Over the next few months, as we take inventory, clean house, and delve into our storage, we will be uploading thousands of additional items, gradually, on a near-daily basis. This will include the majority of the LPs, as well as many titles, in all formats, once thought long-gone. Many currently “sold out” items are likely to resurface.

Finally, once our general backstock is up (probably in the next two or three months) we’ll begin making our extensive stockpile of rarities available online for the first time: tons of random out-of-print titles, "deadstock," warehouse finds, secondhand collectibles, etc., accumulated over the past few decades.

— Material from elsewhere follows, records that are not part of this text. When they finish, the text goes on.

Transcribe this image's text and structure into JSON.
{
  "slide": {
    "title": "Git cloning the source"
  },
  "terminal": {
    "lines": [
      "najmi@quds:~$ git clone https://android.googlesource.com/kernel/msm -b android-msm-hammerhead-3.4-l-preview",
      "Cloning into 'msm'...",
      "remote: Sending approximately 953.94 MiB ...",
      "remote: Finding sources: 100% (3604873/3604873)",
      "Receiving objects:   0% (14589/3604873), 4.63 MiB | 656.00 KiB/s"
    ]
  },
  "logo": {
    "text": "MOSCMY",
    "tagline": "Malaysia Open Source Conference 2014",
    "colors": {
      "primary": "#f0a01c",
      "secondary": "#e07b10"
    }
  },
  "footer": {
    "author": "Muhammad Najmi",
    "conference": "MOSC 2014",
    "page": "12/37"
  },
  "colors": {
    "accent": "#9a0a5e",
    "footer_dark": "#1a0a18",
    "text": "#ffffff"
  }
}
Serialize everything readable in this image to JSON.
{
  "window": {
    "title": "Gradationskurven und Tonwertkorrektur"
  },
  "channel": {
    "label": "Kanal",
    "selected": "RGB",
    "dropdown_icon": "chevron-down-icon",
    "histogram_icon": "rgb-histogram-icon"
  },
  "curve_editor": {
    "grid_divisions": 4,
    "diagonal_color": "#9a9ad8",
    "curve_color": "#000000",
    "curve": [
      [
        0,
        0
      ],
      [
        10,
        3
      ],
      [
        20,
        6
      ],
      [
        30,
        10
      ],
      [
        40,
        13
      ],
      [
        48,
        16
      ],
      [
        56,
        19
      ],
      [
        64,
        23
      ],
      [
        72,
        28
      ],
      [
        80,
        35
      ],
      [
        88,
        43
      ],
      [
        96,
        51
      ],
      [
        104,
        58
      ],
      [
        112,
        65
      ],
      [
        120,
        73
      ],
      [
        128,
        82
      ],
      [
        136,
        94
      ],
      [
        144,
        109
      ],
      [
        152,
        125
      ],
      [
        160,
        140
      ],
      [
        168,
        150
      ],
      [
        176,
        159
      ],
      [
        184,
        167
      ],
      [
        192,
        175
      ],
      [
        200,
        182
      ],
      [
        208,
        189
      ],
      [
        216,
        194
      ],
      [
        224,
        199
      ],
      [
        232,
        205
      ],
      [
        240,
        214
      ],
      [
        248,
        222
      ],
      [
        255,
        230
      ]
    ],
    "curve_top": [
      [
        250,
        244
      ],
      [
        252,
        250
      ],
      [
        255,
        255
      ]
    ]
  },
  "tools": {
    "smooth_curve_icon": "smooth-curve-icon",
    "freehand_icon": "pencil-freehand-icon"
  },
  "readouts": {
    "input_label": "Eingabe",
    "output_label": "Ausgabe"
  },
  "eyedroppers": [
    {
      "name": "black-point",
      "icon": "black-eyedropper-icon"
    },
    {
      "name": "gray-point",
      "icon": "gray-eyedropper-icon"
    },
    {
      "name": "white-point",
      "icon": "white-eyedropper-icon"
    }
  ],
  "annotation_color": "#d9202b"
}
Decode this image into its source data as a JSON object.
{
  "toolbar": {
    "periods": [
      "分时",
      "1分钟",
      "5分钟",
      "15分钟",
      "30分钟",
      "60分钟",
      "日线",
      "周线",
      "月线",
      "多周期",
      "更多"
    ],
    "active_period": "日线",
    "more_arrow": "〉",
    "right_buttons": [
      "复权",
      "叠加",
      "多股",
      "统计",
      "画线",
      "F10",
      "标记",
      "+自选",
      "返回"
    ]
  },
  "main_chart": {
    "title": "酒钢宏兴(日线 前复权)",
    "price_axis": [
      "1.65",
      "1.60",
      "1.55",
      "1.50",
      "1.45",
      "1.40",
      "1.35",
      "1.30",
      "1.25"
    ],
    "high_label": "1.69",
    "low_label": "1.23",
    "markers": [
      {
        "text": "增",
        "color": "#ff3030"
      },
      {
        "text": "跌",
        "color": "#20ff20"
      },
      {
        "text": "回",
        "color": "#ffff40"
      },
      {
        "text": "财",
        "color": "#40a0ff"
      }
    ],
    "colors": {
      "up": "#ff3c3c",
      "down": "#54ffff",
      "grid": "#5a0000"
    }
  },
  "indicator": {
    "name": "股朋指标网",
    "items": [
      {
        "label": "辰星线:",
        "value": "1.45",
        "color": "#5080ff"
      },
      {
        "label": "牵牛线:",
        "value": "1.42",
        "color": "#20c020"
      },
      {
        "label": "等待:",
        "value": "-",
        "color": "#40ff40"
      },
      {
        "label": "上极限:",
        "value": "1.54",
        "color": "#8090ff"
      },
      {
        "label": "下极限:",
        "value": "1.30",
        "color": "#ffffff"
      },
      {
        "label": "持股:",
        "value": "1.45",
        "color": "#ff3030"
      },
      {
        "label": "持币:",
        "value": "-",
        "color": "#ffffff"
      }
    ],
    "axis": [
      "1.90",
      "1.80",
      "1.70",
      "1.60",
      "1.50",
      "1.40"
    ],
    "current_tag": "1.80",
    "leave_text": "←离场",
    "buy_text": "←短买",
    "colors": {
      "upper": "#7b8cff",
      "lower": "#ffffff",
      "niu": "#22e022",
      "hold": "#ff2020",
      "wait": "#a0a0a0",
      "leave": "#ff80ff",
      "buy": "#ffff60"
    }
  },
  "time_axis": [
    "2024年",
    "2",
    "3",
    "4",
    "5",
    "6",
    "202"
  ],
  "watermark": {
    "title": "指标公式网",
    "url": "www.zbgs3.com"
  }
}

Frequent/returning customers will be getting early access to these items. Details to follow on how this will work (a priority mailing list? a 'frequent flyer'-like program?), but it will not be based on dollars spent. We want to reward those who consistently support us, especially in the discogs marketplace era (to those who show up trying to poach five copies of a one-off rarity, and nothing else, ever… ¯\_(ツ)_/¯ ).

So—we suggest you take some time to dig through the site—even we’ve been surprised by what’s been turning up, and there’s much more to come.